One of the false assumptions is to think of the player as a static entity. We suggest to refocus our attention to the situation the player is embedded it. What makes the player a killer is the fact that the game hands over a weapon to him and exposes him to dangerous and determined enemies. If this can be attractive to a mild and peace-loving character this can be understood as a proof that even a pacifist may enjoy to act out certain hidden, in everyday life well controlled desires.

Acting out – that is the keyword.

In regard of the gamer the typology is the analogon of what the role is for an actor. He will accept it is a challenge or a least a transgression of what his mental and psychological equipment is. Not the confirmation of his everyday's role, but a temporary appropriation of a phantasmatic role-model.

Because of this considerations we have changed the underlying axes – and rotated them also 90 degrees. The Bartle player ↔ world dichotomy is now replaced by tradition vs. innovation, the action ↔ interaction axis is replaced by a me ↔ us polarity (which also could be labeled individual/collective).

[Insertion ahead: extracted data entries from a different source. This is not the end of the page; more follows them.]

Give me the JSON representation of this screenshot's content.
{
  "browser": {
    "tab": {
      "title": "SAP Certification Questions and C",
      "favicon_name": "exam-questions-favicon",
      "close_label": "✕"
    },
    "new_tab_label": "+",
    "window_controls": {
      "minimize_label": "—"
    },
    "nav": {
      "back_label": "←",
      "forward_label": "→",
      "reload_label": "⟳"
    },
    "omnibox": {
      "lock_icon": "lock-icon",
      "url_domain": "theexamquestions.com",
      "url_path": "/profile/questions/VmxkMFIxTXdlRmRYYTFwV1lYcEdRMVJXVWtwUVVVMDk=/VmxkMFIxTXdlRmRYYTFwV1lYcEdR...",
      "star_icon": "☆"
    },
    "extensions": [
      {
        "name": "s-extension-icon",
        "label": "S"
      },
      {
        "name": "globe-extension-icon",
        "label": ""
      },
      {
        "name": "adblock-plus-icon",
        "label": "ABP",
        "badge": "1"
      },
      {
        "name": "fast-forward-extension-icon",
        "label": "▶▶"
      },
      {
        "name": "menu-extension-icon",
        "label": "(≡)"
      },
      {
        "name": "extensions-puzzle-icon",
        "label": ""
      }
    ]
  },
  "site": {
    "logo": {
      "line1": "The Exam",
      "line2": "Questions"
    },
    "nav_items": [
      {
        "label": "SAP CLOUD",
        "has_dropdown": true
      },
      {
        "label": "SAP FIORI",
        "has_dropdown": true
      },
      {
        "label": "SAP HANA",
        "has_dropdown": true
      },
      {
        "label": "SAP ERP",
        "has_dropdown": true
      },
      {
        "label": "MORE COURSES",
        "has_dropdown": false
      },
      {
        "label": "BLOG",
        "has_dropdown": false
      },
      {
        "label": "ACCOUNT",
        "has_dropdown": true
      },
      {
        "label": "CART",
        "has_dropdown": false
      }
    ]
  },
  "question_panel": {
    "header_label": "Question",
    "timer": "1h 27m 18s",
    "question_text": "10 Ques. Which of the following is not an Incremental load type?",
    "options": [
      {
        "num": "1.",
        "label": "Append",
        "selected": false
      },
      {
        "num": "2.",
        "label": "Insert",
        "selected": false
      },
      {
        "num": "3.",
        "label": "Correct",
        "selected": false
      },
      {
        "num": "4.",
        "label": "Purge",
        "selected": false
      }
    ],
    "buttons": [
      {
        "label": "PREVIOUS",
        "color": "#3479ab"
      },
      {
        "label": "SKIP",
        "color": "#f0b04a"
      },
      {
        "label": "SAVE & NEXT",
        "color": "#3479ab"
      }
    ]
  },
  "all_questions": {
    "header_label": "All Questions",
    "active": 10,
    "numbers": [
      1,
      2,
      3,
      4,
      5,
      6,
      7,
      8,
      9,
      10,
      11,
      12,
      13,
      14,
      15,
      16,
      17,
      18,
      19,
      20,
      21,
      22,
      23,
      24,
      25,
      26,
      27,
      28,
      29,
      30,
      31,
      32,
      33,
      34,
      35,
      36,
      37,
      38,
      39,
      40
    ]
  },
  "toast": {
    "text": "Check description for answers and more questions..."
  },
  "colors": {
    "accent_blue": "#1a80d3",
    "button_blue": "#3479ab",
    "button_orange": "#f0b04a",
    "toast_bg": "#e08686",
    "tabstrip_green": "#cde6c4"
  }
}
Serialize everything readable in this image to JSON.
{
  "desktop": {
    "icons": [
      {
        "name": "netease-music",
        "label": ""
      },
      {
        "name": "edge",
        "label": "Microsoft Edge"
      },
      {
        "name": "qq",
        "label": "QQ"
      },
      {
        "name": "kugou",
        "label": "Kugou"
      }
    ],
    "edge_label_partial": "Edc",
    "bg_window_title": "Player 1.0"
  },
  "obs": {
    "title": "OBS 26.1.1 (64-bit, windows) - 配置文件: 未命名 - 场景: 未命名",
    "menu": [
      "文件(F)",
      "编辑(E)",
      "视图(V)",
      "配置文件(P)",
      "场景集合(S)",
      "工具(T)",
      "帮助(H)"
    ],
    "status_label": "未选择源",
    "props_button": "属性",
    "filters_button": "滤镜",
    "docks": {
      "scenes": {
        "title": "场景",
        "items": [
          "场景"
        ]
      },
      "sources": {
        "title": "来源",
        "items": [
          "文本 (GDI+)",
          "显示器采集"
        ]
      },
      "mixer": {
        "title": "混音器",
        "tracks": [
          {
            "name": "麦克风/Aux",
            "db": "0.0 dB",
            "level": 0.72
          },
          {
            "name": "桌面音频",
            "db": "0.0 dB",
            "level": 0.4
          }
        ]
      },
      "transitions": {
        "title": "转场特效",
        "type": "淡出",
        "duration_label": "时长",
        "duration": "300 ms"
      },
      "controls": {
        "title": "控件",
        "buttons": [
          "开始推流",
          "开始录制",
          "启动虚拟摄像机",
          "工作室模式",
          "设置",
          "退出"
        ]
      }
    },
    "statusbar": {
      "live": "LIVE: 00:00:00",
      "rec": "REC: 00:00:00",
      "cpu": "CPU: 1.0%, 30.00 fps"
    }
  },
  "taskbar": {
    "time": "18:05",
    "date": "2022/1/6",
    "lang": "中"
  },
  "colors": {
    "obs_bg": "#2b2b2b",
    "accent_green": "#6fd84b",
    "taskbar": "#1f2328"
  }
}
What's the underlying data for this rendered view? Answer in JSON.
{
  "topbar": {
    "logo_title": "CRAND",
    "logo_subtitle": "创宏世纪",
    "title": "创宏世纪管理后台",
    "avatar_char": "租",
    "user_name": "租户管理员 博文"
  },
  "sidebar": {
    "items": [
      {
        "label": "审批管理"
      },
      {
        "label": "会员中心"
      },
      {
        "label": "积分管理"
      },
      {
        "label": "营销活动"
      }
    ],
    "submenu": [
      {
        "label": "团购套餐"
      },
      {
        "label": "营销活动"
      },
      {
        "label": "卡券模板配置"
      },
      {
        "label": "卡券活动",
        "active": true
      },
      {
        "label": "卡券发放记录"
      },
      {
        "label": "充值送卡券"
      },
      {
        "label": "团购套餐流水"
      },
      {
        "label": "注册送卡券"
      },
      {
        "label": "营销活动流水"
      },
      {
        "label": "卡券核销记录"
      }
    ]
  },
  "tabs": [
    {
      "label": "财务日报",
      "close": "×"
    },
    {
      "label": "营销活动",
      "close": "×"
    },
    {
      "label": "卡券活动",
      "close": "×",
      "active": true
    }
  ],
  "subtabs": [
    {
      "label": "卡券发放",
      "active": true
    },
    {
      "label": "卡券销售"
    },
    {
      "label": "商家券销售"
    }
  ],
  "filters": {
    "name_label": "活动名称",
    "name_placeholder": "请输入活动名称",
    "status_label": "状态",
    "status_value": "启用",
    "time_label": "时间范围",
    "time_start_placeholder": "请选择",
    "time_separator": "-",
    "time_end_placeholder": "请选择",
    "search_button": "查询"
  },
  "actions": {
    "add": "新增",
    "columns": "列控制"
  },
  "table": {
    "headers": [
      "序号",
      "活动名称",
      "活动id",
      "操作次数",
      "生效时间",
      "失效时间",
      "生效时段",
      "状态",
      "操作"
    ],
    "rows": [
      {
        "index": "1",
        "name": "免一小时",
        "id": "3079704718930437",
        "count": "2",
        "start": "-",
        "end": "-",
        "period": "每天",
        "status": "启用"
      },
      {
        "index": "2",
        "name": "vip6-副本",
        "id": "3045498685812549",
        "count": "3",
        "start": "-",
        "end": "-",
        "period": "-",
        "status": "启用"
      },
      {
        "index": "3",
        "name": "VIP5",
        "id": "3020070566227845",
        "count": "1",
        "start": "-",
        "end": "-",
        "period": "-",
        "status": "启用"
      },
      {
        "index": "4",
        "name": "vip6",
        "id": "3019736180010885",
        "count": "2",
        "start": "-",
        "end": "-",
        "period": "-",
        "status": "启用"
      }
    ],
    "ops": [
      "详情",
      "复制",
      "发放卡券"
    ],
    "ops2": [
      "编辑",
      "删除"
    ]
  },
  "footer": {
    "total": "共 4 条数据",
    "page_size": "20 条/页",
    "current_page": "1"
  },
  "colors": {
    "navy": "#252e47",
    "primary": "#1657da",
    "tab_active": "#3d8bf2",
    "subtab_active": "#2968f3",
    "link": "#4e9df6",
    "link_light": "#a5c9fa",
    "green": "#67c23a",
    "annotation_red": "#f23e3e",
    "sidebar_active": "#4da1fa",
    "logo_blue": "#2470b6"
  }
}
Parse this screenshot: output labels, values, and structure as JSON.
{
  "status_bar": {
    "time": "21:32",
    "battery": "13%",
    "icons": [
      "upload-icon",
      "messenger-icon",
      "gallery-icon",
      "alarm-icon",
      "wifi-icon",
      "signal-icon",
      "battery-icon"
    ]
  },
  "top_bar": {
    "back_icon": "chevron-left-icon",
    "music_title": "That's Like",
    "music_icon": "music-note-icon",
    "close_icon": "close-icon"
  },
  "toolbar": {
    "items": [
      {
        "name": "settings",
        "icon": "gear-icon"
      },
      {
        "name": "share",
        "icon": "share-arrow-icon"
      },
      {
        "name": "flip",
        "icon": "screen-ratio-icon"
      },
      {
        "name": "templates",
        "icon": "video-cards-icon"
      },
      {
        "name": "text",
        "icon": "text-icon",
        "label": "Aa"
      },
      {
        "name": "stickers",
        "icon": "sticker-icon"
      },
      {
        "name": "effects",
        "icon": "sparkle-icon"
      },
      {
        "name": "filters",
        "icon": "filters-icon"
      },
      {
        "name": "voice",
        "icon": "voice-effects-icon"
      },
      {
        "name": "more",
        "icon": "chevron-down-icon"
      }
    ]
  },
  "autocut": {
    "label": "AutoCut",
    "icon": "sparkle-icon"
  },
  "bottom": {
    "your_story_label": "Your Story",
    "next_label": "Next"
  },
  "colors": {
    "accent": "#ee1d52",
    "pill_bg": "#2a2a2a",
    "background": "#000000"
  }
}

The outer bonds of these axes do not refer to individualistic psychologies, but much more to certain and ephemeral mindsets. One can easily replace the tradition ↔ innovation dichtomoy by the polarity between control and liberty, machine vs. free jazz, choreography vs. improvisation.

In the updated version of our graph (see above) we have tried to emphasize the axes, making clear that the player's motivation is a way of transgressing the field, pushing his role to the outer limits.

Some new elements have entered the scene: the triangles which denote the Myers-Briggs / Keirsey temperaments. They will we be explained in a forthcoming article. What can be said fpor now is that theses instances represent the less expressive, but socially tolerated roles – and therefore are pinpointed best as addressees of gamification measures.